This article describes the design of a mmWave phased array antenna test system that can be integrated with a handler for mass production over-the-air (OTA) testing. The test system dramatically speeds the measurement of beamforming systems.

Figure 1

Figure 1 AIP system construction.

A phased array antenna aggregates many antenna elements to form a large array that uses beamforming to increase the directional gain, with the effective isotropic radiated power (EIRP) characterizing the power and reach of the phased array. The directional gain compensates for signal fading, enabling applications to benefit from mmWave’s high bandwidth and low latency. As such, phased arrays have been widely adopted for 5G and satcom applications, with MIMO, multi-user MIMO (MU-MIMO) and massive MIMO (mMIMO) architectures enabled by beamforming and beam steering technologies to increase network capacity and improve the user’s experience.

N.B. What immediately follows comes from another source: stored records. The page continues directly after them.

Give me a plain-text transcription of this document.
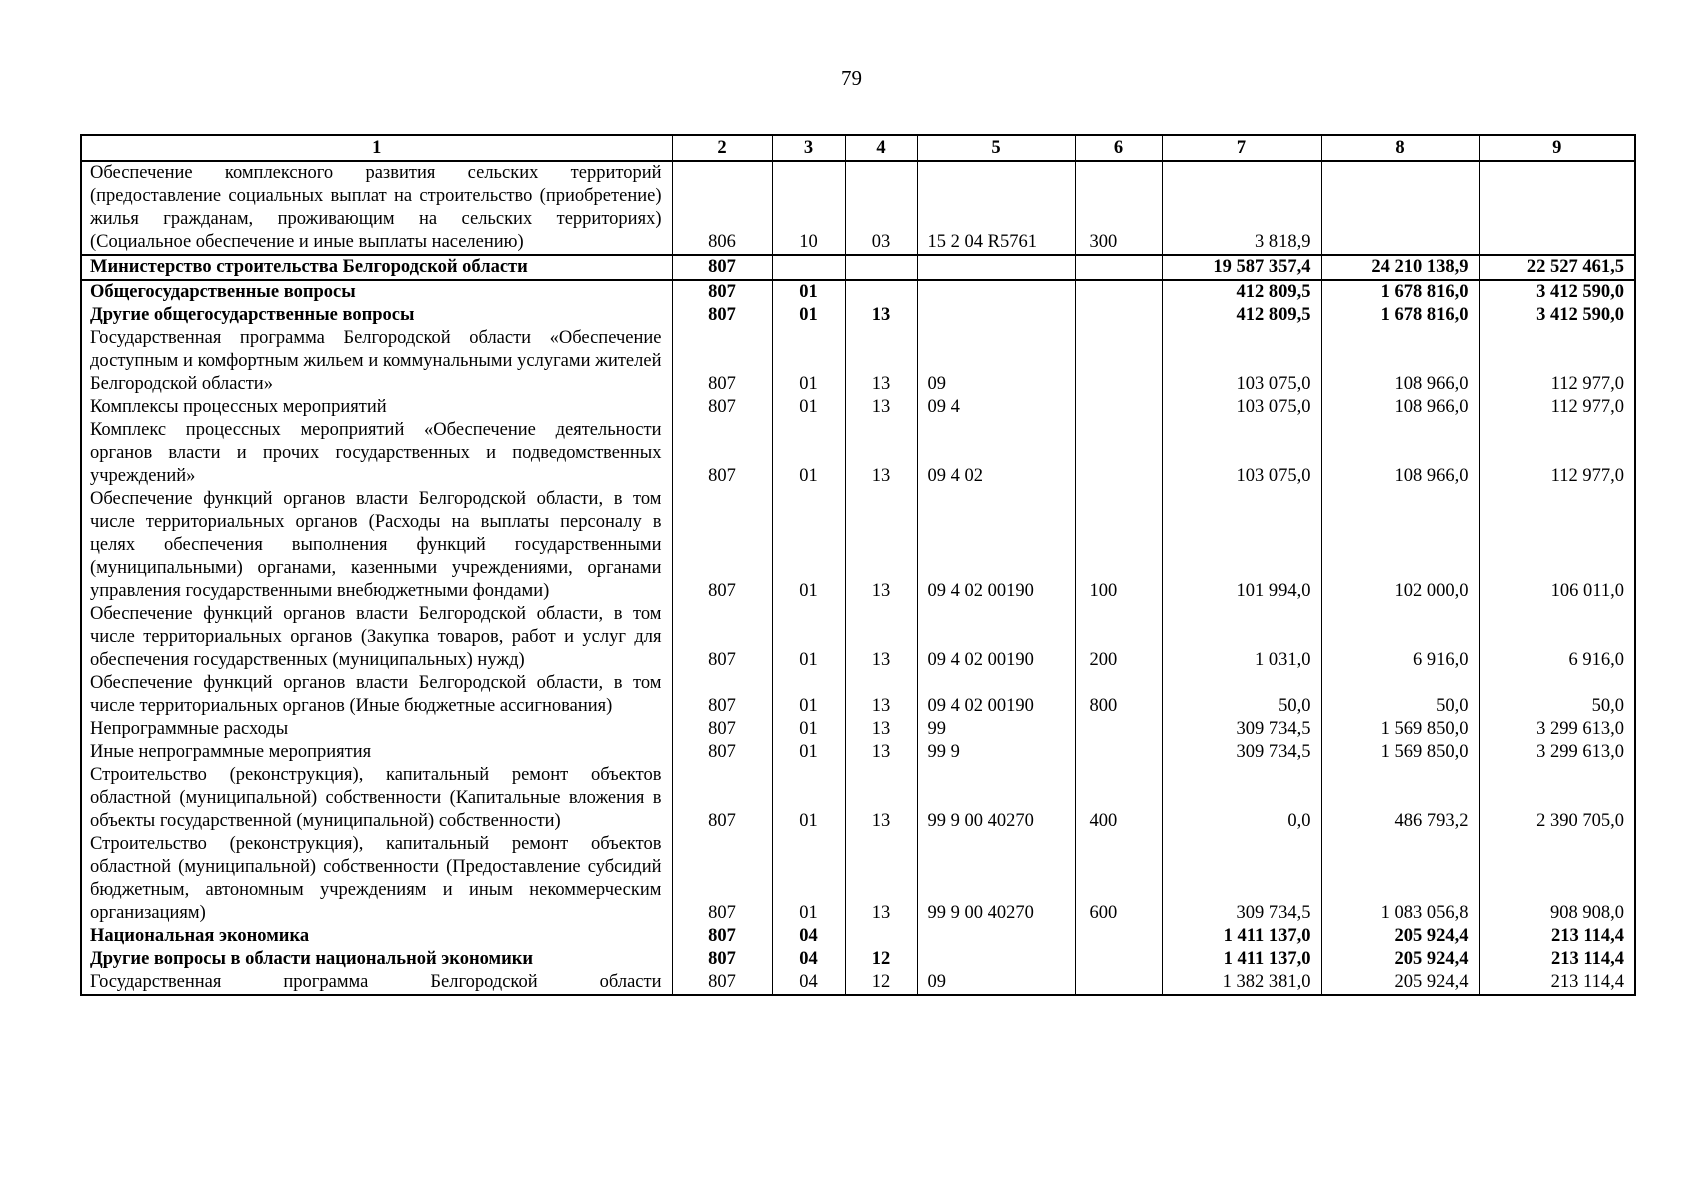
79
1	2	3	4	5	6	7	8	9
Обеспечение комплексного развития сельских территорий (предоставление социальных выплат на строительство (приобретение) жилья гражданам, проживающим на сельских территориях) (Социальное обеспечение и иные выплаты населению)	806	10	03	15 2 04 R5761	300	3 818,9		
Министерство строительства Белгородской области	807					19 587 357,4	24 210 138,9	22 527 461,5
Общегосударственные вопросы	807	01				412 809,5	1 678 816,0	3 412 590,0
Другие общегосударственные вопросы	807	01	13			412 809,5	1 678 816,0	3 412 590,0
Государственная программа Белгородской области «Обеспечение доступным и комфортным жильем и коммунальными услугами жителей Белгородской области»	807	01	13	09		103 075,0	108 966,0	112 977,0
Комплексы процессных мероприятий	807	01	13	09 4		103 075,0	108 966,0	112 977,0
Комплекс процессных мероприятий «Обеспечение деятельности органов власти и прочих государственных и подведомственных учреждений»	807	01	13	09 4 02		103 075,0	108 966,0	112 977,0
Обеспечение функций органов власти Белгородской области, в том числе территориальных органов (Расходы на выплаты персоналу в целях обеспечения выполнения функций государственными (муниципальными) органами, казенными учреждениями, органами управления государственными внебюджетными фондами)	807	01	13	09 4 02 00190	100	101 994,0	102 000,0	106 011,0
Обеспечение функций органов власти Белгородской области, в том числе территориальных органов (Закупка товаров, работ и услуг для обеспечения государственных (муниципальных) нужд)	807	01	13	09 4 02 00190	200	1 031,0	6 916,0	6 916,0
Обеспечение функций органов власти Белгородской области, в том числе территориальных органов (Иные бюджетные ассигнования)	807	01	13	09 4 02 00190	800	50,0	50,0	50,0
Непрограммные расходы	807	01	13	99		309 734,5	1 569 850,0	3 299 613,0
Иные непрограммные мероприятия	807	01	13	99 9		309 734,5	1 569 850,0	3 299 613,0
Строительство (реконструкция), капитальный ремонт объектов областной (муниципальной) собственности (Капитальные вложения в объекты государственной (муниципальной) собственности)	807	01	13	99 9 00 40270	400	0,0	486 793,2	2 390 705,0
Строительство (реконструкция), капитальный ремонт объектов областной (муниципальной) собственности (Предоставление субсидий бюджетным, автономным учреждениям и иным некоммерческим организациям)	807	01	13	99 9 00 40270	600	309 734,5	1 083 056,8	908 908,0
Национальная экономика	807	04				1 411 137,0	205 924,4	213 114,4
Другие вопросы в области национальной экономики	807	04	12			1 411 137,0	205 924,4	213 114,4
Государственная программа Белгородской области	807	04	12	09		1 382 381,0	205 924,4	213 114,4
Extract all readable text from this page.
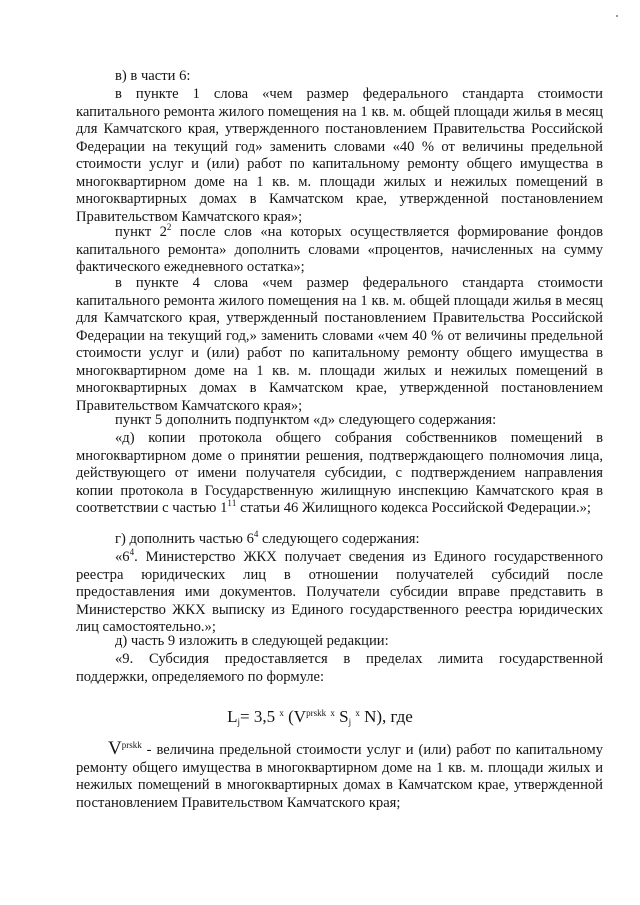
в) в части 6:

в пункте 1 слова «чем размер федерального стандарта стоимости капитального ремонта жилого помещения на 1 кв. м. общей площади жилья в месяц для Камчатского края, утвержденного постановлением Правительства Российской Федерации на текущий год» заменить словами «40 % от величины предельной стоимости услуг и (или) работ по капитальному ремонту общего имущества в многоквартирном доме на 1 кв. м. площади жилых и нежилых помещений в многоквартирных домах в Камчатском крае, утвержденной постановлением Правительством Камчатского края»;

пункт $2^2$ после слов «на которых осуществляется формирование фондов капитального ремонта» дополнить словами «процентов, начисленных на сумму фактического ежедневного остатка»;

в пункте 4 слова «чем размер федерального стандарта стоимости капитального ремонта жилого помещения на 1 кв. м. общей площади жилья в месяц для Камчатского края, утвержденный постановлением Правительства Российской Федерации на текущий год,» заменить словами «чем 40 % от величины предельной стоимости услуг и (или) работ по капитальному ремонту общего имущества в многоквартирном доме на 1 кв. м. площади жилых и нежилых помещений в многоквартирных домах в Камчатском крае, утвержденной постановлением Правительством Камчатского края»;

пункт 5 дополнить подпунктом «д» следующего содержания:

«д) копии протокола общего собрания собственников помещений в многоквартирном доме о принятии решения, подтверждающего полномочия лица, действующего от имени получателя субсидии, с подтверждением направления копии протокола в Государственную жилищную инспекцию Камчатского края в соответствии с частью $1^{11}$ статьи 46 Жилищного кодекса Российской Федерации.»;

г) дополнить частью $6^4$ следующего содержания:

«$6^4$. Министерство ЖКХ получает сведения из Единого государственного реестра юридических лиц в отношении получателей субсидий после предоставления ими документов. Получатели субсидии вправе представить в Министерство ЖКХ выписку из Единого государственного реестра юридических лиц самостоятельно.»;

д) часть 9 изложить в следующей редакции:

«9. Субсидия предоставляется в пределах лимита государственной поддержки, определяемого по формуле:

$L_j= 3,5$ $^x$ ($V^{prskk}$ $^x$ $S_j$ $^x$ N), где

$V^{prskk}$ - величина предельной стоимости услуг и (или) работ по капитальному ремонту общего имущества в многоквартирном доме на 1 кв. м. площади жилых и нежилых помещений в многоквартирных домах в Камчатском крае, утвержденной постановлением Правительством Камчатского края;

To minimize size and achieve the best performance, many systems adopt the compact antenna-in-package (AiP) architecture, where the phased array antenna and components such as beamformers, power amplifiers and up- and down-converters are all integrated (see Figure 1). The only way to test a mmWave AiP system is OTA, since the AiP system is a single, compact package with many RF channels and no RF connectors at the antenna elements. Beam steering is a key factor for successful performance. To guarantee beam steering performance, OTA testing must evaluate the AiP’s characteristics, such as radiation pattern and the relative gain and phase of the elements.


Figure 2

Figure 2 Direct far-field test setup.

With the adoption of 5G and satcom, more systems and devices are moving to mmWave frequencies. Depending on the system architecture and antenna design, devices for these applications have varying sizes and shapes; OTA measurement of the antenna system requires an anechoic test chamber, where the size of the chamber depends on the size of the device. For 5G systems, several measurement options are defined by 3GPP:

Far-Field Measurement Options

The 3GPP TR 38.810 specification defines the direct far-field (DFF) technique, which requires a minimum measurement distance (see Figure 2), where the spherical wave from the source is transformed into a plane wave for radiation pattern measurements. The DFF method generally requires larger test chambers based on the diameter and operating wavelength of the AiP module. For example, a 28 GHz device with an antenna dimension of 15 cm requires a 4.2 m chamber to achieve far-field measurements. The larger the chamber, the higher the cost, the greater the space and added test time due to the mechanical operation of the chamber.

A compact antenna test range (CATR) uses the indirect far-field (IFF) method to reduce the size of the test chamber (see Figure 3). The CATR system uses a parabolic reflector to parallelize the wave from the feed horn to create a far-field test environment. Although the distance between the device under test (DUT) and the feed antenna is essentially halved, the entire CATR system still requires a chamber box of significant dimensions. In addition to chamber size, the CATR setup slows measurement time, typically taking 10 to 20 minutes.

To measure a 3D sphere radiation pattern, the testing methods for traditional DFF chambers and IFF CATR include rotating the DUT in azimuth and elevation to obtain full pattern measurements. This requires the DUT to be mounted on a rotating table stepped by electric motors, often taking hours to generate a complete 3D antenna pattern—with the potential for interference or other limitations caused by the motors.

Figure 3

Figure 3 Indirect far-field test setup using a CATR.

Figure 4

Figure 4 OTA testing using a horn antenna.

Horn Antenna Measurements

AiP testing using a horn antenna is faster and more cost-effective for mass production testing (see Figure 4). However, it only measures the total radiation peak power at a fixed angle. Even with three horn systems, each horn in a different position, the testing angles and dimensions are limited. Since the AiP is a phased array with many antenna elements, each with configurable gain and phase, only measuring the gain in a few directions yields uncertainty in assessing the antenna pattern and guaranteeing the performance of an AiP system.

OTA testing requires a stable and well-calibrated testing environment. As noted, available chamber-based test solutions provide comprehensive measurements, but the chamber is bulky and costly, and the tests are time consuming. The rotation of the turntable is slow, susceptible to interference and may be limited. This doesn’t make sense for production lines. While the horn test approach is widely adopted in production, assessing the spatial coverage of the AiP is a significant gap.